One of the most treasured aspects of our lives revolves around creating, and forever cherishing, our memories. My oldest recollections are inevitably connected to my parents. I vividly recall my excitement as I listened intently, with my mother at my side, to the silver-toned voice of broadcaster Bob Wolff as he skillfully reported the impossible: New York Yankees pitcher Don Larsen’s perfect game in the 1956 World Series.
Two years later, my father and I were glued to the family radio (there was a television blackout) as the same announcer called the NFL Championship game as the Giants lost to the Colts in sudden death overtime in what was later named “The Greatest Game Ever Played.” Not too many years later, my entire family would make it a point to catch every episode of “Mission: Impossible” as the always entertaining actor Martin Landau played his character Rollin Hand to perfection.
Perhaps what brought these recollections racing back to my mind was the fact that both Mr. Wolff and Mr. Landau passed away last week after having lived long and productive lives. Their superb works afforded me the opportunity to create wonderful memories of shared experiences with my loving parents. Concurrent with the happy times, however, are sad recollections of my mom’s deteriorating condition over a three-and-a-half-year period in a nursing home.
Strokes are heartless thieves, stealing from their victims the use of sections of their body and often eroding their brain’s capacity for thinking and remembering. So it was with my mother. Slowly, with a cruel inevitability, my vivacious, funny, elegant and intelligent mom became, in her last few months, a vacant shell of her former self. Often, I felt like James Garner’s character in “The Notebook” as my efforts to bring up happier, earlier times were, more often than not, met with sad, vacant stares.
As my mom’s condition worsened, her body’s functions began to fail and in the end she became unresponsive to stimuli. The family was faced with a decision that no one should ever have to make: do we remove the feeding tube and let nature take its course?
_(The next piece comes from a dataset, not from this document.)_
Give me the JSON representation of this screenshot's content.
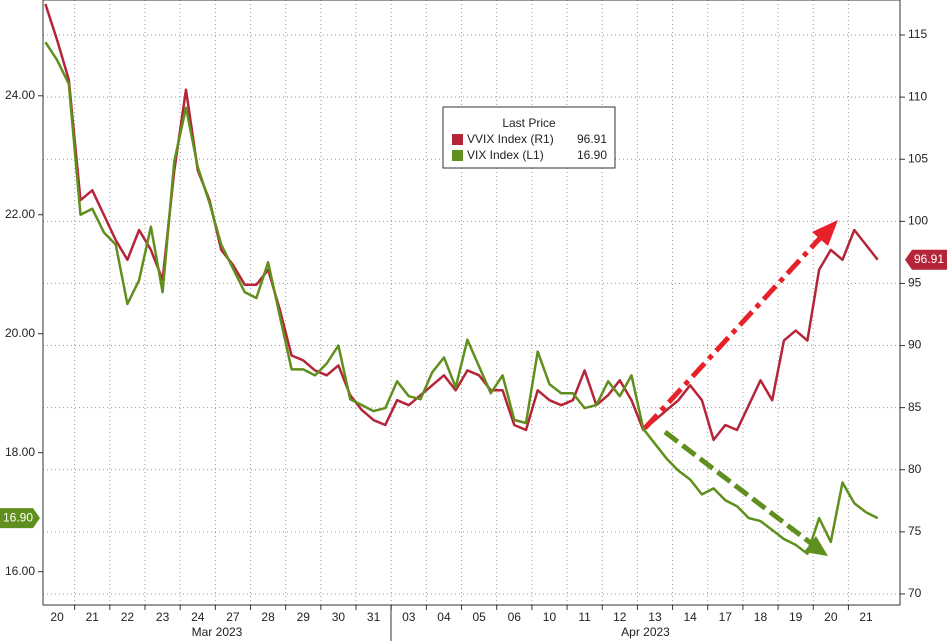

While mulling over these terrible no-win alternatives I recall someone saying, “She’s not there, she is already gone.” Decades later, the overwhelming sadness of that moment and the painful nature of that statement still haunt me. Was that her? Was she no longer there? Of course to answer that, we must first ask: What does it mean to be a person?
Sixteenth century thinker John Locke, in “An Essay Concerning Human Understanding,” suggested that personal identity equaled what he called psychological continuity. For Locke, to be a person you must be a “thinking intelligent being that has reason and reflection and can consider itself...” Locke required that a person have the ability to maintain memories that it could then utilize to link its past, present and future, making, in the process, an integrated self. My poor mom, in the end deprived of her memories, would not under Locke’s definition be considered a person.
Let’s consider Locke’s hypothesis. Looking back on your own life, can you remember when you were eight? Would you say you are the same person today? Of course you’ve changed but is it the same you? Locke says that what connects you to your younger version is your memory and nothing else. For him, your ability to connect those thoughts with today’s self is exactly what provides the continuity that comprises your identity.
Locke’s mistake, in my opinion, was that he got it backward—we have memories, they don’t have us. As my mom deteriorated, her ability to access her past vanished but that didn’t make her not her. Memory is only one aspect of consciousness. It is the continuity of our entire psychology over time that gives us identity, not merely our ability to recollect past experiences. Philosopher Thomas Reid, echoing my position, posits that memories do not make the person but rather allow the person to know its own past. My mother was deprived of one of the real joys of living—to remember and rejoice in our happier moments—but despite that inability, she was still her. Even though we could no longer laugh at the old shows or the commercials she found amusing (e.g. “Nuttin Honey”) I still desperately tried to communicate with her right up until the end.
Futurists imagine that in an effort to dodge death in the near future, we will be able to transmit all our neural connections into a robotic clone of ourselves immediately prior to our demise. As the theory goes, this new being, containing all our memories, ideas, idiosyncrasies, proclivities and reasoning abilities would literally be us.
I disagree. This scenario misses the entire nature of consciousness. This new being would undoubtedly act and think like you, but it would be a completely separate being. Even though an outsider would have difficulty in differentiating this new being from the original you it still would be a new entity.
Reflecting on my life, I have a renewed appreciation for the Bob Wolffs and Martin Landaus of the world: the entertainers, the athletes, the announcers, the writers—past and present—who have provided moments of joy, humor and just plain entertainment, making my life that much richer in the process. Although my mom’s fate could very well be mine, I nonetheless pray that I will, until my dying breath, be able to cognitively maintain my everlasting gratitude for my family and friends who have made my life worth living.